Women who include a lot of fiber in their diets may have a lower risk for problems with bowel control as they age, a study suggests.
The inability to control bowel movements, or bowel leakage – known as fecal incontinence – affects roughly 1 in 6 noninstitutionalized elderly Americans, according to the U.S. Centers for Disease Control and Prevention.
“It is quietly debilitating because of the stigma around the condition,” study leader Dr. Kyle Staller of Harvard Medical School in Boston said. “Once affected, patients have few treatment options.” The prevalence of fecal incontinence is expected to increase about 60 percent in older U.S. women by 2050, the researchers said.
The study can’t prove that a specific amount of fiber intake will prevent fecal incontinence. Still, the results are in alignment with U.S. Department of Health and Human Services recommendation of 25 grams of dietary fiber per day.
“Many people do not know how prevalent it is and feel as if they are the only ones with the problem,” said Donna Bliss of the University of Minnesota School of Nursing in Minneapolis, who wasn’t involved with this study.

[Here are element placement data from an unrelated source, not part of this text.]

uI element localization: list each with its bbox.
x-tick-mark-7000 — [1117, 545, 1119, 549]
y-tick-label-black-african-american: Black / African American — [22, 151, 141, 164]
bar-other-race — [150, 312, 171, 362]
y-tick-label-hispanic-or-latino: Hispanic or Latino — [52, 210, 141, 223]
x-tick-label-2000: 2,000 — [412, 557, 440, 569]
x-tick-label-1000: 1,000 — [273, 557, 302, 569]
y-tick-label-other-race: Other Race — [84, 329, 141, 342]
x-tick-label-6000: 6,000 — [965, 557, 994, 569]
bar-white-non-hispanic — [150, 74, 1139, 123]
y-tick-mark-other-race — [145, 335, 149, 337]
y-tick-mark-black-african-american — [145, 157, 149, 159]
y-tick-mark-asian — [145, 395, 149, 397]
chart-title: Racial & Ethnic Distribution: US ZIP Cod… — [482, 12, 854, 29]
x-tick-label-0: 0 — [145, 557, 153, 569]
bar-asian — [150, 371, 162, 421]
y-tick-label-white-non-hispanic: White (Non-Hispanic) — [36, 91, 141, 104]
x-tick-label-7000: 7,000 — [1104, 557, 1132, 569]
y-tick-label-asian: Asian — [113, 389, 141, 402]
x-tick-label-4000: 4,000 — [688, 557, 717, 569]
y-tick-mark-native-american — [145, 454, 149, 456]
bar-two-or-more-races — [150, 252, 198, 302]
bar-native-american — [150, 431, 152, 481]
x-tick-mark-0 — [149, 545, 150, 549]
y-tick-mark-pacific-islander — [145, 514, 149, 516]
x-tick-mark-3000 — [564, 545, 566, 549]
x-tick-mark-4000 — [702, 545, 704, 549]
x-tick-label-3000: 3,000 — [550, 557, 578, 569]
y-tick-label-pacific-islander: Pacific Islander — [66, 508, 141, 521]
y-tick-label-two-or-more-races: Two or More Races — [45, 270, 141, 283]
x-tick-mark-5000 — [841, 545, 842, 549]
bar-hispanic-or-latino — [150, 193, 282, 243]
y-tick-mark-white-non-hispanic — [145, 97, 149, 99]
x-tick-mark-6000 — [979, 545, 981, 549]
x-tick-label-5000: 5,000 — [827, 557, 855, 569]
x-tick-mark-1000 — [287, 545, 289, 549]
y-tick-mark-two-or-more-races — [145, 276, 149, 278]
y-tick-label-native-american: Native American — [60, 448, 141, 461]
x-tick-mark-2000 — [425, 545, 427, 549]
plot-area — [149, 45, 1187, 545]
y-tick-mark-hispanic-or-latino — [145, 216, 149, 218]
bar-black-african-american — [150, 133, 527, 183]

In an earlier study, Bliss and her colleagues found that a type of fiber called psyllium was more effective than other fiber supplements (such as gum arabic and carboxymethylcellulose) at improving fecal incontinence.
“There is the idea among some people that fecal incontinence is an inevitable consequence of aging,” Bliss added. “These findings suggest a way that people might prevent fecal incontinence and feel more of a sense of control over their health.”
How fiber helps bowel control
Fiber absorbs liquids in the digestive system, thereby bulking up fecal matter. Fiber therapy is simply increasing your fiber intake gradually until you reach the recommended daily intake for your age. It is recommended that women under age 50 consume 25 grams of fiber per day. A woman over 50 years of age should consume 21 grams per day. Men younger 50 are recommended to get 38 grams per day and men over 50 should get 30 grams per day in their diet.
Because fiber has such a great impact on your digestion of food, it is important that you increase your daily fiber gradually. Remember that fiber absorbs liquids in your body, so also increase your water intake as you increase your fiber. Increasing water intake along with fiber also helps to prevent possible side effects of gas and bloating.
How to get more fiber in your diet:
- Eat whole grains (look for whole grain pastas, cereals, breads at the store and cut out the “white” pastas, breads and cereals).
- Eat more beans, occasionally substituting them for meat.
- Eat fresh, raw fruits and vegetables.
- Use fiber supplements.
As long as you increase your fiber intake gradually, getting the recommended daily dose usually doesn’t hurt anything (unless you have allergies that make you sensitive to fiber-containing foods), so it’s generally worth trying. Another benefit to adding fiber to your diet is that is associated with lowering certain health risks, such as heart disease.
Adding fiber to your diet can cause bloating, diarrhea and flatulence (gas), especially when increased too quickly in the diet or when you get too much in one day. So go slowly and watch for your body’s ability to handle the added fiber.
While fiber therapy may help to alleviate incontinence, it usually doesn’t cure it completely, so other treatment or management may be necessary under the guidance of your healthcare provider.